The ancestry of man's best friend may be more complicated than its furry coat and soulful eyes betray. Understanding the evolutionary history of the domesticated dog may ultimately help protect endangered wolves, according to a study from the University of Tennessee, Knoxville.
Vladimir Dinets, research assistant professor of psychology, has published an overview examining the confusing and often misunderstood system used to classify dogs and related animals such as wolves and jackals. He has proposed a logical and scientifically sound classification scheme to help make sense of all the contradictory claims. The study appears in the Vavilov Journal of Genetics and Breeding. Dinets compiled his overview by reviewing existing studies about dog classifications.
"The study shows how complex and surprising can be the evolutionary history of familiar animals we think we know perfectly well," he said.
The relationships between dogs, wolves and jackals are complicated and controversial, Dinets noted. Scientific studies and popular literature contain countless alternative ideas on their composition and the number of their species, both of which can be difficult to track.
Dinets' overview shows that domestic dogs are descendants of two interbred species: a small extinct wild dog of Asia and the grey wolf. Different breeds have different proportions of wolf blood, and that can explain a lot about their personalities and behavior.
There are four to five wild species of Canis in North America, according to the overview.
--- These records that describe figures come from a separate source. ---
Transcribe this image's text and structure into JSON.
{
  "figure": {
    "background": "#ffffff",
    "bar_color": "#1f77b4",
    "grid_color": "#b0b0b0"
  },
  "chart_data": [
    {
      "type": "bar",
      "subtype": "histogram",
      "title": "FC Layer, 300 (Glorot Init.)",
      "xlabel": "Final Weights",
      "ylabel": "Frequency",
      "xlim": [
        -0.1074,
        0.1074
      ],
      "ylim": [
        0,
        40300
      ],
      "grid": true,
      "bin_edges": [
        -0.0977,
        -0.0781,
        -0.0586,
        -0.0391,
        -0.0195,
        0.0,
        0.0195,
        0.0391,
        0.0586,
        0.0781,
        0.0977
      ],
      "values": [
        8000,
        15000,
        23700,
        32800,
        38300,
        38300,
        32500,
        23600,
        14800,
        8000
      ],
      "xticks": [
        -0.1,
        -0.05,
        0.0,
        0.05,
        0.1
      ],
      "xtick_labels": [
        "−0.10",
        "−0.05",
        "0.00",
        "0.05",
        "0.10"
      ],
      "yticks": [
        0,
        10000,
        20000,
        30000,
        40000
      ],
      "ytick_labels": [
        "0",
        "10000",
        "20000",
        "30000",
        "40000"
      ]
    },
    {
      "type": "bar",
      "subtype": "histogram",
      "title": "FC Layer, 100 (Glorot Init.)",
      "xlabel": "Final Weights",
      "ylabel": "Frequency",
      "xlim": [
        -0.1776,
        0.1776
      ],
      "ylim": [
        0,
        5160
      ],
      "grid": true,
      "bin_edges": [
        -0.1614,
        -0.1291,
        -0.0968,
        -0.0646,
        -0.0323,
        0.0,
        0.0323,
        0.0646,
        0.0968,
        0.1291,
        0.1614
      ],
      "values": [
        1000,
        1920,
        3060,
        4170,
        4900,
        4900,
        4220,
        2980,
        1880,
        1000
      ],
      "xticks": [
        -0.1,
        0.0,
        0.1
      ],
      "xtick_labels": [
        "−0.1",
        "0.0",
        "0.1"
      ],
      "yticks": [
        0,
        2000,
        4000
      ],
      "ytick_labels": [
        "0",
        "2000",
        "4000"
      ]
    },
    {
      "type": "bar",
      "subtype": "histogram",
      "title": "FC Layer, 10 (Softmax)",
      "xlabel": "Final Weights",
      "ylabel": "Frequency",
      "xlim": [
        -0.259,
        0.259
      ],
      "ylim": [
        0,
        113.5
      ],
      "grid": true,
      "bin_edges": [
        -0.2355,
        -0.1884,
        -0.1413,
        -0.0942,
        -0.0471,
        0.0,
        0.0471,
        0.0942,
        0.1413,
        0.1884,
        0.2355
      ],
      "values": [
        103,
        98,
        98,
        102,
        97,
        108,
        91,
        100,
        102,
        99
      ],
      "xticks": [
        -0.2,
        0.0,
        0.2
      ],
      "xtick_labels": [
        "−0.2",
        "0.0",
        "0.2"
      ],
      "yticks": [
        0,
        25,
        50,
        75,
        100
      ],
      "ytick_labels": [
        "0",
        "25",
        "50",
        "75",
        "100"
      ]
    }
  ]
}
In addition to the well-known grey wolf and coyote, there is a secondary wild population of the domestic dog known as the Carolina dog, plus a few populations of hybrid origin with different proportions of wolf and coyote genes. Two of these hybrid populations, the red wolf of the eastern U.S. and the Algonquin wolf--also known as the Eastern or timber wolf--of southeastern Canada, have already evolved into full species. What is still unknown is whether they should be considered two different species or one species with two living subspecies.
"Both red wolf and Algonquin wolf are critically important components of North American ecosystems and must be protected and restored," Dinets said. "The Carolina dog, which is also critically endangered, also deserves protection in its small natural range; it is a descendant of the first dogs brought to North America by humans at the end of the last ice age."
The overview helps debunk claims that the red wolf is not a real species and thus not worthy of protection, he said, noting that there are persistent attempts to kill red wolf reintroduction programs.
Dinets added that the critically endangered Carolina dog currently has no legal protection and animal control services treat Carolina dogs as strays and kill them. Most zoologists have not heard of it.
"These species must be protected and reintroduced if we want our forests to function normally," he said.